Metro Vancouver is seeking to modernize snowpack monitoring across the region in an effort to more effectively adapt to climate change and continue to ensure the sustainable use of water resources for the future.
A next generation snowpack monitoring project will test emerging technologies for improved snow surveys using satellite imagery, aerial Light Detection and Ranging (LiDAR) surveys, drones and additional manual snow observations.
Drinking water comes from Metro Vancouver’s three reservoirs – Capilano, Seymour and Coquitlam – which are replenished mainly from rainfall and supplemented by snowmelt during the spring.
Snowpack monitoring is the practice of measuring snowfall in the North Shore Mountains, which is critical for water supply planning and flood forecasting throughout the year. Over time, the methods of snowpack monitoring are improving, and this latest project is expected to enhance the region’s knowledge of snow extent and depth within the region’s watersheds.

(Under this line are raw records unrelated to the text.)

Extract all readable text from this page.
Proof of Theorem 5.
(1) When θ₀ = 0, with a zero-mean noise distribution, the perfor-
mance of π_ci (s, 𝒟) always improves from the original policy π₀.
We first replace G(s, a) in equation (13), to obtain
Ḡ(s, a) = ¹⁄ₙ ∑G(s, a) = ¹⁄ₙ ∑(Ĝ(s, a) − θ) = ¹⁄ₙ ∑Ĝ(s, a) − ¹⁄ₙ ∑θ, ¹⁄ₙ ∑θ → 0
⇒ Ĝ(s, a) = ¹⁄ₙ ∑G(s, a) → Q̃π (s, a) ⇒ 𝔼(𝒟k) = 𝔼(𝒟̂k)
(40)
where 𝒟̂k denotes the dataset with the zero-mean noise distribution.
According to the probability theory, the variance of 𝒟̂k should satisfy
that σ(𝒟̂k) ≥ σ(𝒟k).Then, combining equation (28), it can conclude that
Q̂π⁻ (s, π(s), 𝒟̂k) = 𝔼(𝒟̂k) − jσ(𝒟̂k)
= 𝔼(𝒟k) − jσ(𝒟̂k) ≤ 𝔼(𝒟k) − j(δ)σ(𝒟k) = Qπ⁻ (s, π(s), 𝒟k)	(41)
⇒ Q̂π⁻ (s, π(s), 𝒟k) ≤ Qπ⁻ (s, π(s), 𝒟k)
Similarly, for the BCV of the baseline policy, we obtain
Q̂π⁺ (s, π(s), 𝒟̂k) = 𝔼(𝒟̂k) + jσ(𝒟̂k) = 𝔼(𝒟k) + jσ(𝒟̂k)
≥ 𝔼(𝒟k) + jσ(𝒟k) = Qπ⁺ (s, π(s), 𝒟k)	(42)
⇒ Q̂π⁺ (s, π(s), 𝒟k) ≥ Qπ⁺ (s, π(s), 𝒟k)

Metro Vancouver has been conducting snow surveys to measure snowpack in the North Shore Mountains since 1936. Between the months of January and June, Metro Vancouver’s Watershed Protection staff conduct snow surveys to measure depth and density of snowpack to determine the amount of water that it will add to our drinking water supply.
Snow surveys are conducted using a Standard Federal Snow Sampler, which consists of several graduated aluminum tubes that are assembled and driven into the snowpack. A core sample of the entire snowpack is extracted and weighed to determine the water content of the snowpack.
Measuring snowpack is notoriously difficult because it varies significantly over time, especially across complex mountainous terrain. That means measurements taken at one location can be very different from those taken at another location a few metres away.